Throughout the 2020/2021 school year, the @covid.campus Instagram page diligently compiled anonymous testimony from the campus community about how they felt unsafe and documented UO’s woefully inadequate response to this crisis8. There were stories of RA’s being harassed for doing their jobs, dining hall workers being overworked, and institutional indifference towards Greek life’s irresponsible partying. This vital source of information exposed the administration’s fundamental incompetence in their handling of COVID.

In the 2021/2022 school year, we have seen the same patterns of behavior from UO admin persist. The university has fully committed to in-person classes with required vaccinations starting this fall.

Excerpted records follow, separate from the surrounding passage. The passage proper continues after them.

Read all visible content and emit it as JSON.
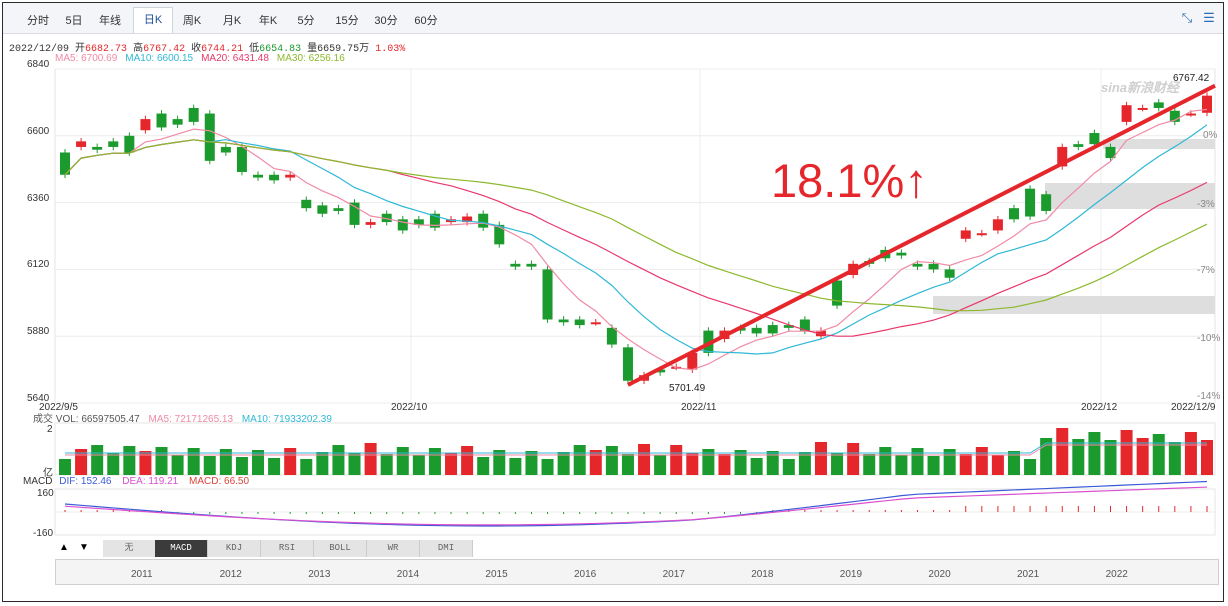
{
  "toolbar": {
    "tabs": [
      {
        "label": "分时",
        "active": false
      },
      {
        "label": "5日",
        "active": false
      },
      {
        "label": "年线",
        "active": false
      },
      {
        "label": "日K",
        "active": true
      },
      {
        "label": "周K",
        "active": false
      },
      {
        "label": "月K",
        "active": false
      },
      {
        "label": "年K",
        "active": false
      },
      {
        "label": "5分",
        "active": false
      },
      {
        "label": "15分",
        "active": false
      },
      {
        "label": "30分",
        "active": false
      },
      {
        "label": "60分",
        "active": false
      }
    ],
    "icons": [
      "shrink-icon",
      "menu-icon"
    ]
  },
  "info": {
    "date": "2022/12/09",
    "open_label": "开",
    "open": "6682.73",
    "high_label": "高",
    "high": "6767.42",
    "close_label": "收",
    "close": "6744.21",
    "low_label": "低",
    "low": "6654.83",
    "vol_label": "量",
    "vol": "6659.75万",
    "change": "1.03%"
  },
  "ma_legend": [
    {
      "label": "MA5: 6700.69",
      "color": "#f08aa5"
    },
    {
      "label": "MA10: 6600.15",
      "color": "#2fb8d6"
    },
    {
      "label": "MA20: 6431.48",
      "color": "#e8386b"
    },
    {
      "label": "MA30: 6256.16",
      "color": "#8db82e"
    }
  ],
  "annotation": "18.1%↑",
  "watermark": "sina新浪财经",
  "chart_data": {
    "type": "candlestick",
    "y_ticks": [
      "6840",
      "6600",
      "6360",
      "6120",
      "5880",
      "5640"
    ],
    "ylim": [
      5640,
      6840
    ],
    "pct_ticks": [
      "0%",
      "-3%",
      "-7%",
      "-10%",
      "-14%"
    ],
    "x_labels": [
      "2022/9/5",
      "2022/10",
      "2022/11",
      "2022/12",
      "2022/12/9"
    ],
    "low_label": "5701.49",
    "high_label": "6767.42",
    "candles": [
      [
        6540,
        6460
      ],
      [
        6560,
        6580
      ],
      [
        6560,
        6550
      ],
      [
        6580,
        6560
      ],
      [
        6600,
        6540
      ],
      [
        6620,
        6660
      ],
      [
        6680,
        6630
      ],
      [
        6660,
        6640
      ],
      [
        6700,
        6650
      ],
      [
        6680,
        6510
      ],
      [
        6560,
        6540
      ],
      [
        6560,
        6470
      ],
      [
        6460,
        6450
      ],
      [
        6460,
        6440
      ],
      [
        6450,
        6460
      ],
      [
        6370,
        6340
      ],
      [
        6350,
        6320
      ],
      [
        6340,
        6330
      ],
      [
        6360,
        6280
      ],
      [
        6280,
        6290
      ],
      [
        6320,
        6290
      ],
      [
        6300,
        6260
      ],
      [
        6300,
        6280
      ],
      [
        6320,
        6270
      ],
      [
        6290,
        6300
      ],
      [
        6290,
        6310
      ],
      [
        6320,
        6270
      ],
      [
        6280,
        6210
      ],
      [
        6140,
        6130
      ],
      [
        6140,
        6130
      ],
      [
        6120,
        5940
      ],
      [
        5940,
        5930
      ],
      [
        5940,
        5920
      ],
      [
        5930,
        5930
      ],
      [
        5910,
        5850
      ],
      [
        5840,
        5720
      ],
      [
        5720,
        5740
      ],
      [
        5760,
        5750
      ],
      [
        5770,
        5770
      ],
      [
        5760,
        5820
      ],
      [
        5900,
        5820
      ],
      [
        5870,
        5900
      ],
      [
        5910,
        5900
      ],
      [
        5910,
        5890
      ],
      [
        5920,
        5890
      ],
      [
        5920,
        5910
      ],
      [
        5940,
        5900
      ],
      [
        5880,
        5900
      ],
      [
        6080,
        5990
      ],
      [
        6100,
        6140
      ],
      [
        6150,
        6140
      ],
      [
        6190,
        6160
      ],
      [
        6180,
        6170
      ],
      [
        6140,
        6130
      ],
      [
        6140,
        6120
      ],
      [
        6120,
        6090
      ],
      [
        6230,
        6260
      ],
      [
        6250,
        6250
      ],
      [
        6260,
        6300
      ],
      [
        6340,
        6300
      ],
      [
        6410,
        6310
      ],
      [
        6390,
        6330
      ],
      [
        6490,
        6560
      ],
      [
        6570,
        6560
      ],
      [
        6610,
        6570
      ],
      [
        6560,
        6520
      ],
      [
        6650,
        6710
      ],
      [
        6700,
        6700
      ],
      [
        6720,
        6700
      ],
      [
        6690,
        6650
      ],
      [
        6680,
        6680
      ],
      [
        6682.73,
        6744.21
      ]
    ],
    "ma_series": [
      {
        "name": "MA5",
        "color": "#f08aa5"
      },
      {
        "name": "MA10",
        "color": "#2fb8d6"
      },
      {
        "name": "MA20",
        "color": "#e8386b"
      },
      {
        "name": "MA30",
        "color": "#8db82e"
      }
    ],
    "volume": {
      "legend": {
        "vol": "成交 VOL: 66597505.47",
        "ma5": "MA5: 72171265.13",
        "ma10": "MA10: 71933202.39"
      },
      "y_top": "2",
      "unit": "亿"
    },
    "macd": {
      "legend": {
        "label": "MACD",
        "dif": "DIF: 152.46",
        "dea": "DEA: 119.21",
        "macd": "MACD: 66.50"
      },
      "y_ticks": [
        "160",
        "-160"
      ]
    }
  },
  "indicator_tabs": [
    "无",
    "MACD",
    "KDJ",
    "RSI",
    "BOLL",
    "WR",
    "DMI"
  ],
  "indicator_active": "MACD",
  "navigator_years": [
    "2011",
    "2012",
    "2013",
    "2014",
    "2015",
    "2016",
    "2017",
    "2018",
    "2019",
    "2020",
    "2021",
    "2022"
  ],
  "colors": {
    "up": "#e5272c",
    "down": "#1b9a2e",
    "trendline": "#e5272c"
  }
}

But, now they face a shortage of student workers due to low wages and a new variant that may very well undermine the return to “normalcy” that they’re desperately clinging to. As we enter the new year and a new term, it is due time for UO to reassess its current strategy.

Even before the discovery of the Omicron variant, there were shortcomings in the university’s reopening strategy. There were no efforts to reduce class sizes, proper ventilation was not prioritized, professors were allowed to give lectures maskless, there was no requirement for all classes to have a remote option, prior flexibility in changing grading options was rescinded, and on-campus mental health services and the Accessible Education Center (AEC) have become overwhelmed due to increased demand. Now, as we begin a new term with the worst surge we’ve seen so far, UO is again dragging its feet and abdicating responsibility. The university has not been offering free N95/KN95 masks, classes must reach the arbitrary threshold of 20% of students being absent due to COVID before switching to remote, and there seem to be no plans to offer vaccination clinics for boosters. UO’s current approach is incredibly reckless and unnecessarily puts the whole campus community in danger.

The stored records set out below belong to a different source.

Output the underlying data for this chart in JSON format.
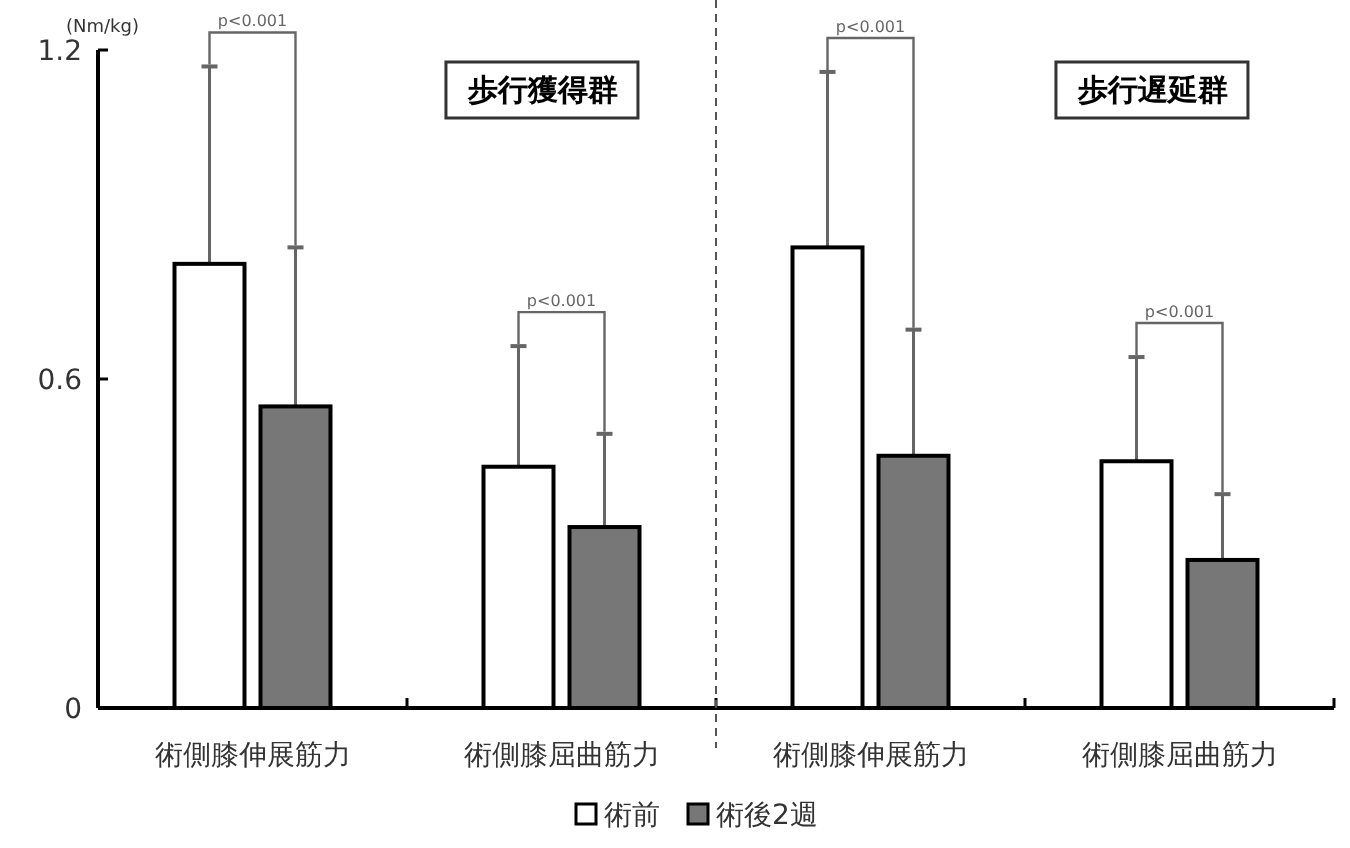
{
  "chart_data": {
    "type": "bar",
    "ylabel": "(Nm/kg)",
    "categories": [
      "術側膝伸展筋力",
      "術側膝屈曲筋力",
      "術側膝伸展筋力",
      "術側膝屈曲筋力"
    ],
    "series": [
      {
        "name": "術前",
        "color": "#ffffff",
        "values": [
          0.81,
          0.44,
          0.84,
          0.45
        ],
        "errors": [
          [
            0.81,
            1.17
          ],
          [
            0.44,
            0.66
          ],
          [
            0.84,
            1.16
          ],
          [
            0.45,
            0.64
          ]
        ]
      },
      {
        "name": "術後2週",
        "color": "#777777",
        "values": [
          0.55,
          0.33,
          0.46,
          0.27
        ],
        "errors": [
          [
            0.55,
            0.84
          ],
          [
            0.33,
            0.5
          ],
          [
            0.46,
            0.69
          ],
          [
            0.27,
            0.39
          ]
        ]
      }
    ],
    "ylim": [
      0,
      1.2
    ],
    "yticks": [
      0,
      0.6,
      1.2
    ],
    "annotations": [
      "歩行獲得群",
      "歩行遅延群",
      "p<0.001",
      "p<0.001",
      "p<0.001",
      "p<0.001"
    ],
    "legend": "bottom",
    "grid": false
  }
}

The Graduate Teaching Fellows Federation (GTFF) has been bravely raising the alarm about the unsafe conditions that their members, and the community as a whole, face. Since the first week of Winter Term began, they have been publicly calling on UO to temporarily make classes remote and to offer free, proper PPE. Additionally, the union has called on its members to file Unfair Labor Practice charges against the university and to refuse to work in an unsafe environment. Democratize UO stands in solidarity with the GTFF and fully supports their demands.

How has UO responded to the GTFF? By sending out a vague, toothless email from a Provost and seeking out union-busting legal counsel. This response shows how arrogant and stubborn the university’s administration is. When faced with pushback from one of the few mechanisms the campus community has to stand up to them, the administration gets defensive instead of meeting the moment.

The University of Oregon’s administration has shown time and time again that they are not fit to lead. Now, their failures have the potential for extremely dire consequences on-campus and in the city of Eugene as a whole. More than ever, it is clear that the Board of Trustees as it exists now cannot properly respond to crises. They are far more concerned about maintaining profits than ensuring the health and safety of students, faculty, staff, and community members. The board will never change its selfish and destructive ways without being forced to.

We desperately need a democratically elected Board of Trustees. Everyone at UO deserves to elect representatives to the board from their own communities of students and workers. Having an equal number of students, faculty, staff, and community members on the Board of Trustees who govern our university instead of corporate millionaires and billionaires will lead us towards true progress on campus. By electing the trustees, we would be able to hold them accountable and put pressure on them to meet our needs. This is what our university deserves.